Fonds mondial pour la promotion de l'efficacité énergétique et des énergies renouvelables
Le Parlement européen a adopté par 343 voix pour, 11 voix contre et 11 abstentions, une résolution sur le Fonds mondial pour la promotion de l'efficacité énergétique et des énergies renouvelables, en réponse à la communication de la Commission intitulée « Mobiliser des moyens publics et privés pour financer un accès mondial à des services énergétiques sûrs, d'un coût abordable et sans incidence sur le climat: le Fonds mondial pour la promotion de l'efficacité énergétique et des énergies renouvelables ».
Le rapport d’initiative avait été déposé en vue de son examen en séance plénière par M. Claude TURMES (Verts/ALE, LU), au nom de la commission de l'industrie, de la recherche et de l'énergie.
Les députés se félicitent de la proposition de la Commission de mettre en place le Fonds mondial pour la promotion de l’efficacité énergétique et des énergies renouvelables (Geeref), et en particulier de la priorité prévue pour le Fonds de mobiliser l’investissement privé par l’apport de capital à risque.
La résolution souligne que les objectifs premiers du Fonds doivent être la promotion de l'efficacité énergétique, des économies d'énergie et des énergies renouvelables, la réduction des émissions de gaz à effet de serre et d'autres risques, l'amélioration de l'accès aux services énergétiques dans les pays les plus pauvres et la diversification des sources d'énergie dans les pays en développement. Elle insiste par ailleurs pour que le soutien des projets et le choix des technologies soient subordonnés à la satisfaction de tous les critères de durabilité et de contribution au développement durable, entre autres.
Les députés demandent à la Commission de donner la priorité aux projets de petite envergure dans lesquels il est le plus difficile d'attirer l'investissement privé.

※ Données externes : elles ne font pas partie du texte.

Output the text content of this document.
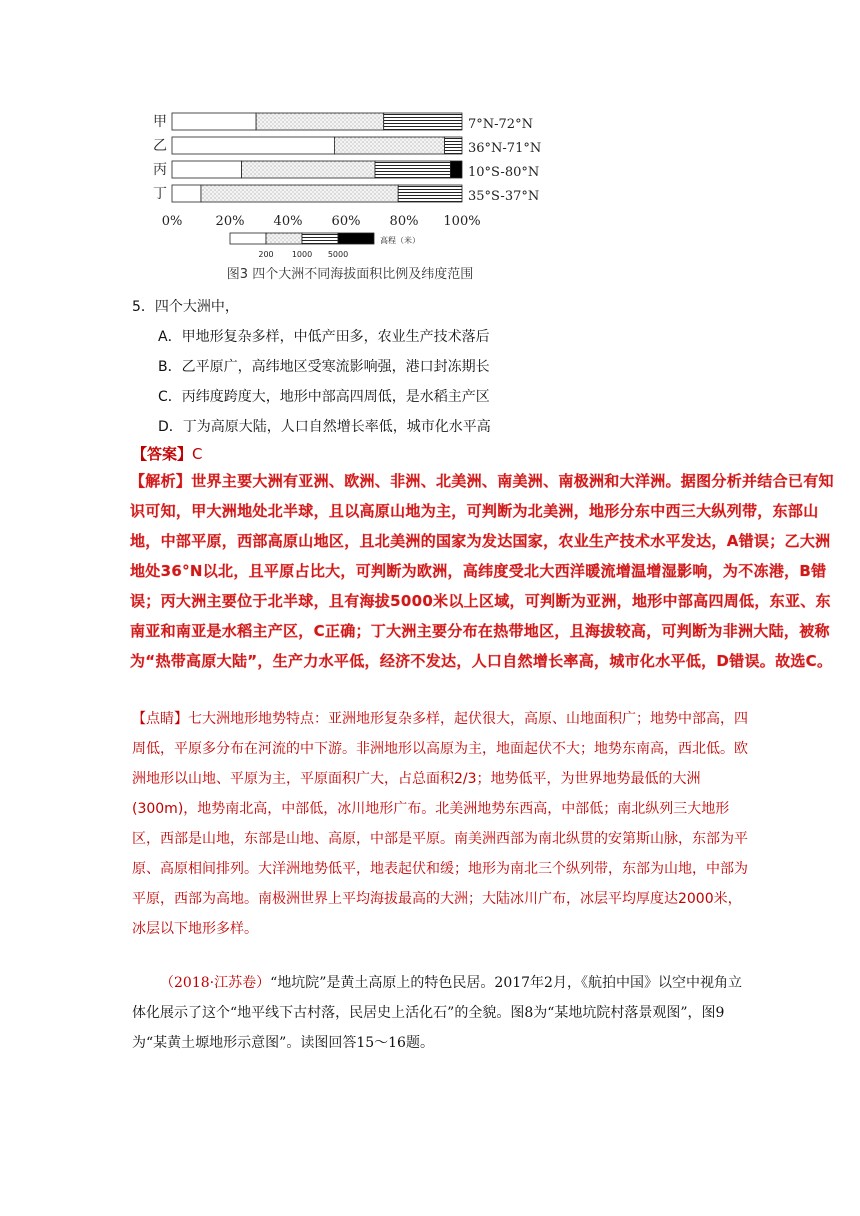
甲	7°N-72°N
乙	36°N-71°N
丙	10°S-80°N
丁	35°S-37°N
0%	20% 40% 60% 80% 100%
高程（米）
200 1000 5000
图3 四个大洲不同海拔面积比例及纬度范围
5．四个大洲中，
A．甲地形复杂多样，中低产田多，农业生产技术落后
B．乙平原广，高纬地区受寒流影响强，港口封冻期长
C．丙纬度跨度大，地形中部高四周低，是水稻主产区
D．丁为高原大陆，人口自然增长率低，城市化水平高
【答案】C
【解析】世界主要大洲有亚洲、欧洲、非洲、北美洲、南美洲、南极洲和大洋洲。据图分析并结合已有知识可知，甲大洲地处北半球，且以高原山地为主，可判断为北美洲，地形分东中西三大纵列带，东部山地，中部平原，西部高原山地区，且北美洲的国家为发达国家，农业生产技术水平发达，A错误；乙大洲地处36°N以北，且平原占比大，可判断为欧洲，高纬度受北大西洋暖流增温增湿影响，为不冻港，B错误；丙大洲主要位于北半球，且有海拔5000米以上区域，可判断为亚洲，地形中部高四周低，东亚、东南亚和南亚是水稻主产区，C正确；丁大洲主要分布在热带地区，且海拔较高，可判断为非洲大陆，被称为“热带高原大陆”，生产力水平低，经济不发达，人口自然增长率高，城市化水平低，D错误。故选C。
【点睛】七大洲地形地势特点：亚洲地形复杂多样，起伏很大，高原、山地面积广；地势中部高，四周低，平原多分布在河流的中下游。非洲地形以高原为主，地面起伏不大；地势东南高，西北低。欧洲地形以山地、平原为主，平原面积广大，占总面积2/3；地势低平，为世界地势最低的大洲(300m)，地势南北高，中部低，冰川地形广布。北美洲地势东西高，中部低；南北纵列三大地形区，西部是山地，东部是山地、高原，中部是平原。南美洲西部为南北纵贯的安第斯山脉，东部为平原、高原相间排列。大洋洲地势低平，地表起伏和缓；地形为南北三个纵列带，东部为山地，中部为平原，西部为高地。南极洲世界上平均海拔最高的大洲；大陆冰川广布，冰层平均厚度达2000米，冰层以下地形多样。
（2018·江苏卷）“地坑院”是黄土高原上的特色民居。2017年2月，《航拍中国》以空中视角立体化展示了这个“地平线下古村落，民居史上活化石”的全貌。图8为“某地坑院村落景观图”，图9为“某黄土塬地形示意图”。读图回答15～16题。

A cet égard, la Commission devrait revoir régulièrement le plafond des projets fixé à 10 Mios EUR, tout en réservant au moins un tiers des crédits disponibles pour les projets de petite envergure coûtant moins d' 1 Mio EUR.
La Commission européenne est invitée à :
- veiller à ce que le soutien de tous les projets concernant la biomasse dans les pays en développement ne soit accordé qu'après un examen rigoureux des critères de durabilité ;
- veiller à ce que le Fonds soutienne des projets dans le domaine de l'énergie photovoltaïque et appuie le développement de technologies de réseaux intelligents;
- faire en sorte que le Fonds soutienne le développement des marchés locaux, de la production et des capacités locales, en aidant les PME locales afin qu'elles puissent assurer la mise sur le marché des nouvelles technologies dans une région donnée;
- veiller à ce qu'il y ait cohérence et complémentarité entre le Fonds et les initiatives en matière de développement et d'énergie prises par les États membres et l'Union européenne en faveur des pays en développement;
- étudier les possibilités d'élargir le Fonds dans le futur contexte du régime à appliquer après 2012 au titre de la convention-cadre des Nations unies sur les changements climatiques.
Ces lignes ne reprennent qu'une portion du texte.